いざとなったら精霊に完全に頼るつもりだし、見事なぐらい他人頼りだな、俺。


「護衛を引き受けたんだろうが。依頼主より弱い護衛しか寄こさないのかここの領主は。それともわざわざ足を引っ張る為に用意させたのか? 真意はどうあれ貴様達がその様では、そう思わざるを得ないぞ」

「なっ、それは無礼だろう! 貴様は貴族でもないただの兵士だろうに、ただ指揮をとるだけならばともかく、我らに対し侮辱の言葉を吐くのは許されんぞ!」


あ、貴族が居た。あー・・・そうか、貴族子弟に良いとこ作ってやろうって腹も有ったのか?
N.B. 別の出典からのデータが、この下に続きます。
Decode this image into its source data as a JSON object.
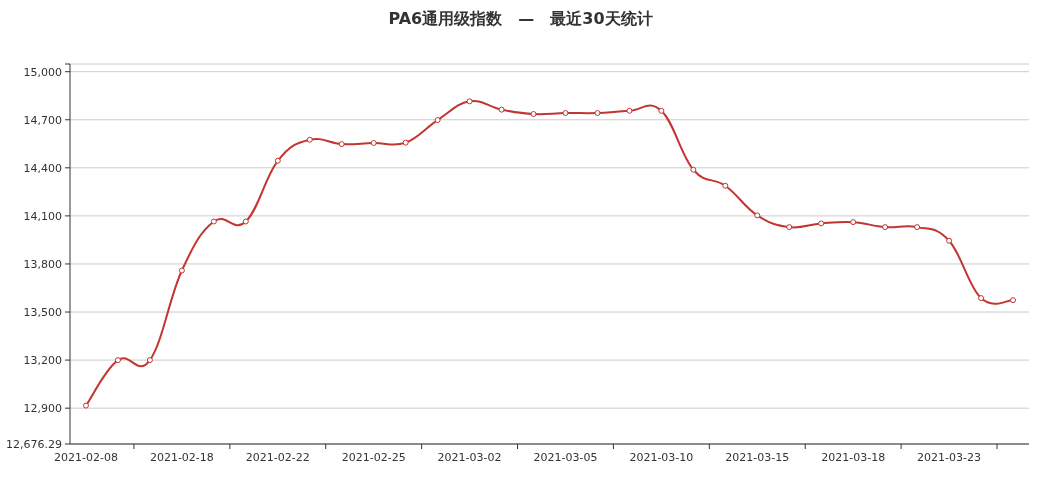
{
  "chart_data": {
    "type": "line",
    "title": "PA6通用级指数　—　最近30天统计",
    "categories": [
      "2021-02-08",
      null,
      null,
      "2021-02-18",
      null,
      null,
      "2021-02-22",
      null,
      null,
      "2021-02-25",
      null,
      null,
      "2021-03-02",
      null,
      null,
      "2021-03-05",
      null,
      null,
      "2021-03-10",
      null,
      null,
      "2021-03-15",
      null,
      null,
      "2021-03-18",
      null,
      null,
      "2021-03-23",
      null,
      null
    ],
    "series": [
      {
        "color": "#c23531",
        "values": [
          12916,
          13200,
          13200,
          13759,
          14065,
          14065,
          14444,
          14575,
          14548,
          14555,
          14557,
          14698,
          14815,
          14763,
          14736,
          14742,
          14742,
          14756,
          14756,
          14388,
          14288,
          14103,
          14030,
          14053,
          14061,
          14030,
          14030,
          13945,
          13587,
          13574
        ]
      }
    ],
    "ylim": [
      12676.29,
      15048
    ],
    "yticks": [
      {
        "value": 12676.29,
        "label": "12,676.29"
      },
      {
        "value": 12900,
        "label": "12,900"
      },
      {
        "value": 13200,
        "label": "13,200"
      },
      {
        "value": 13500,
        "label": "13,500"
      },
      {
        "value": 13800,
        "label": "13,800"
      },
      {
        "value": 14100,
        "label": "14,100"
      },
      {
        "value": 14400,
        "label": "14,400"
      },
      {
        "value": 14700,
        "label": "14,700"
      },
      {
        "value": 15000,
        "label": "15,000"
      },
      {
        "value": 15048,
        "label": null
      }
    ],
    "grid": "y",
    "marker": "circle",
    "line_style": "solid"
  }
}
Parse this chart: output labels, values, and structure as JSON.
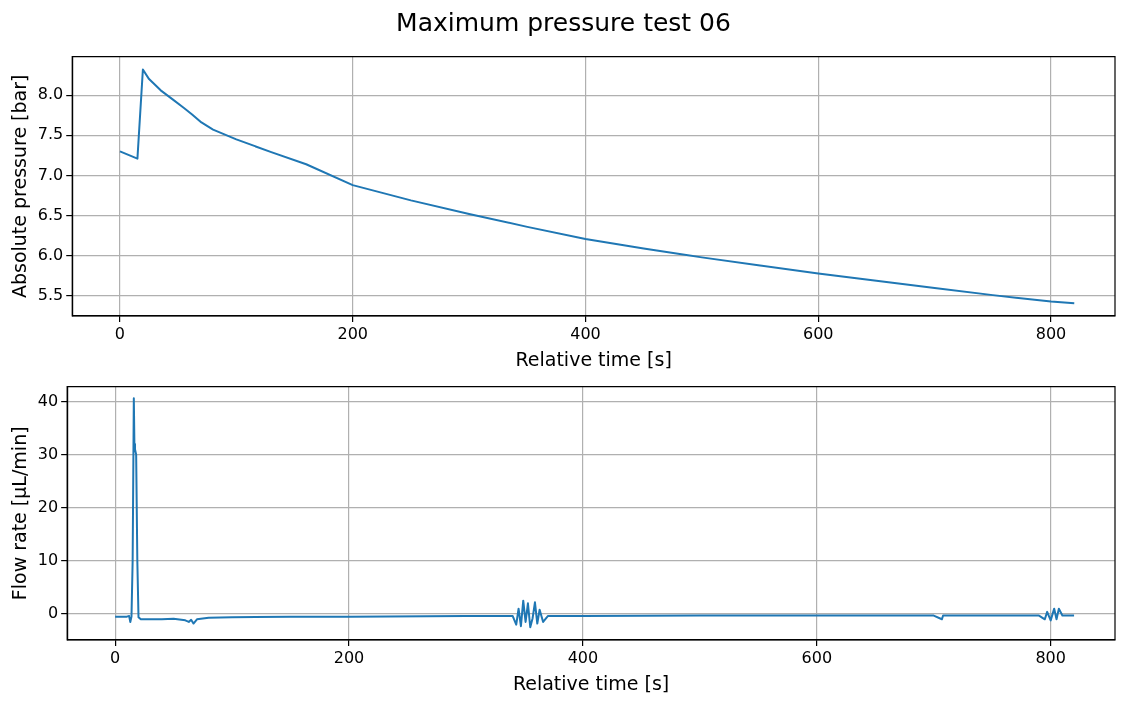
{
  "chart_data": [
    {
      "type": "line",
      "title": "Maximum pressure test 06",
      "xlabel": "Relative time [s]",
      "ylabel": "Absolute pressure [bar]",
      "xlim": [
        -41,
        855
      ],
      "ylim": [
        5.25,
        8.48
      ],
      "xticks": [
        0,
        200,
        400,
        600,
        800
      ],
      "yticks": [
        5.5,
        {
          "value": 6,
          "label": "6.0"
        },
        6.5,
        {
          "value": 7,
          "label": "7.0"
        },
        7.5,
        {
          "value": 8,
          "label": "8.0"
        }
      ],
      "grid": true,
      "series": [
        {
          "color": "#1f77b4",
          "x": [
            0,
            15,
            19.7,
            25,
            35,
            45,
            55,
            62,
            70,
            80,
            100,
            130,
            160,
            200,
            250,
            300,
            350,
            400,
            450,
            500,
            550,
            600,
            650,
            700,
            750,
            800,
            820
          ],
          "values": [
            7.3,
            7.21,
            8.32,
            8.2,
            8.06,
            7.95,
            7.84,
            7.76,
            7.66,
            7.57,
            7.45,
            7.29,
            7.14,
            6.88,
            6.69,
            6.52,
            6.36,
            6.21,
            6.09,
            5.98,
            5.88,
            5.78,
            5.69,
            5.6,
            5.51,
            5.43,
            5.41
          ]
        }
      ]
    },
    {
      "type": "line",
      "xlabel": "Relative time [s]",
      "ylabel": "Flow rate [µL/min]",
      "xlim": [
        -41,
        855
      ],
      "ylim": [
        -4.9,
        42.8
      ],
      "xticks": [
        0,
        200,
        400,
        600,
        800
      ],
      "yticks": [
        0,
        10,
        20,
        30,
        40
      ],
      "grid": true,
      "series": [
        {
          "color": "#1f77b4",
          "x": [
            0,
            10,
            12,
            13,
            14,
            15,
            16,
            16.5,
            17,
            18,
            19,
            20,
            22,
            30,
            40,
            50,
            60,
            63,
            65,
            67,
            70,
            80,
            100,
            150,
            200,
            300,
            340,
            343,
            345,
            347,
            349,
            351,
            353,
            355,
            357,
            359,
            361,
            363,
            366,
            370,
            400,
            500,
            600,
            700,
            707,
            708,
            710,
            790,
            795,
            797,
            800,
            803,
            805,
            807,
            810,
            820
          ],
          "values": [
            -0.5,
            -0.5,
            -0.4,
            -1.5,
            -0.5,
            10,
            40.6,
            32,
            31,
            30,
            10,
            -0.6,
            -1,
            -1,
            -1,
            -0.9,
            -1.2,
            -1.5,
            -1.1,
            -1.8,
            -1,
            -0.7,
            -0.6,
            -0.5,
            -0.5,
            -0.4,
            -0.4,
            -2,
            1,
            -2.3,
            2.5,
            -1.5,
            2,
            -2.5,
            -0.8,
            2.2,
            -1.8,
            0.8,
            -1.5,
            -0.4,
            -0.4,
            -0.3,
            -0.3,
            -0.3,
            -1,
            -0.3,
            -0.3,
            -0.3,
            -1,
            0.4,
            -1.2,
            1,
            -1,
            1,
            -0.3,
            -0.3
          ]
        }
      ]
    }
  ]
}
この兵士の数はそういう理由もあっての事なのかもしれないな。


「無礼はどちらだ。貴様がどれだけの階級に居るのか知らんが、今の貴様は俺の部下だ。それは先程領主殿との話で決まった事のはず。そして今の私は領主代行。つまりは我が領主への言葉とみなす。上官と領主への反抗がどれだけ馬鹿げた行動か、理解していない等と言う気か!!」


まあ相手が本当に貴族の子弟だった場合、ややこしい事態になるから下手な事出来ないけど。
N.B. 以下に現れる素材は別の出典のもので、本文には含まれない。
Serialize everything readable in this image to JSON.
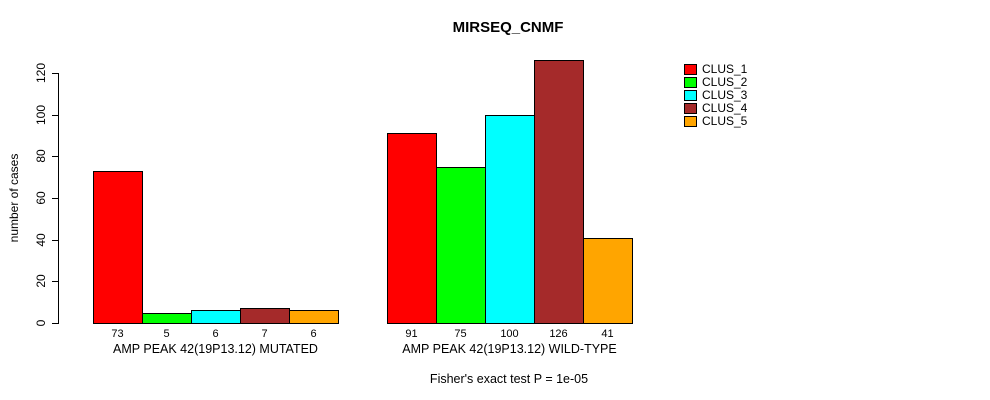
{
  "title": "MIRSEQ_CNMF",
  "footer": "Fisher's exact test P = 1e-05",
  "chart_data": {
    "type": "bar",
    "title": "MIRSEQ_CNMF",
    "xlabel": "",
    "ylabel": "number of cases",
    "ylim": [
      0,
      120
    ],
    "yticks": [
      0,
      20,
      40,
      60,
      80,
      100,
      120
    ],
    "grid": false,
    "bar_value_labels_shown": true,
    "legend": {
      "position": "top-right",
      "entries": [
        {
          "label": "CLUS_1",
          "color": "#FF0000"
        },
        {
          "label": "CLUS_2",
          "color": "#00FF00"
        },
        {
          "label": "CLUS_3",
          "color": "#00FFFF"
        },
        {
          "label": "CLUS_4",
          "color": "#A52A2A"
        },
        {
          "label": "CLUS_5",
          "color": "#FFA500"
        }
      ]
    },
    "groups": [
      {
        "label": "AMP PEAK 42(19P13.12) MUTATED",
        "values": [
          73,
          5,
          6,
          7,
          6
        ]
      },
      {
        "label": "AMP PEAK 42(19P13.12) WILD-TYPE",
        "values": [
          91,
          75,
          100,
          126,
          41
        ]
      }
    ],
    "annotation": "Fisher's exact test P = 1e-05"
  },
  "colors": {
    "background": "#FFFFFF",
    "axis": "#000000",
    "text": "#000000"
  }
}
言うだけならタダだ。これで怯めば俺の勝ちだ。はったりだらけだけど知った事か。

とはいえ全部が全部はったりって訳じゃない。だからこそ多少の効果は有るだろう。


「それに貴様らは領主の勧めた護衛としての誇りも無いのか! 貴様らの誇りを想っての言葉にすら無礼だとぬかすのか! 貴様らの力量はそんなものでは無いだろうと想っての言葉に!」

「――――っ、し、失礼致しました、上官殿」


やった。真面目な軍隊兵士君だったお陰ではったりがあっさり通じた。

いや、冷静に考えれば何かおかしいと思うはずなんだけど、多分彼らは今思考力がマヒしてる。

飛ぶ荷車や俺の動きのせいも大きいだろう。こうなればこのまま押し切る。それしかない。
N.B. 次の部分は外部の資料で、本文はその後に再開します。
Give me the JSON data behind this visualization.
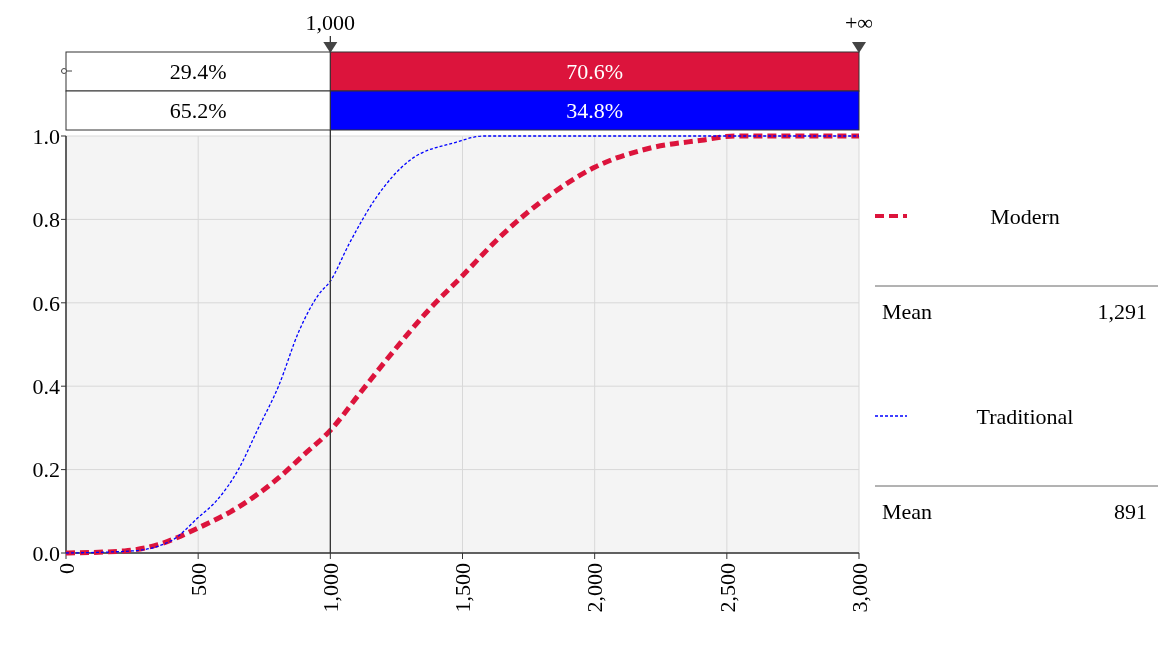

「ならば馬は放棄し、持てる荷物を持って付いて来い! 徒歩になった以上速度は落としてやるが、のんびりと歩いて行けると思うなよ! この程度で足を止める貴様らの軟弱な性根を叩き直してやる! ただし馬をただ放棄するには忍びない。よって数人は馬の返却に残す。良いな!」

「「「「「「「「「「はっ!」」」」」」」」」」


隊長なんて柄じゃ無いって辛かったけど、隊長としての立ち振る舞いの練習してて良かった。

人生何がどんなタイミングで役に立つか本当に解らないな。

さて、何処まで何人残るかな。3,4人になった辺りで荷車に乗せてしまおう。


死なせても面倒だし、上手い事街か村に近い所でくたばる様に仕向けるか。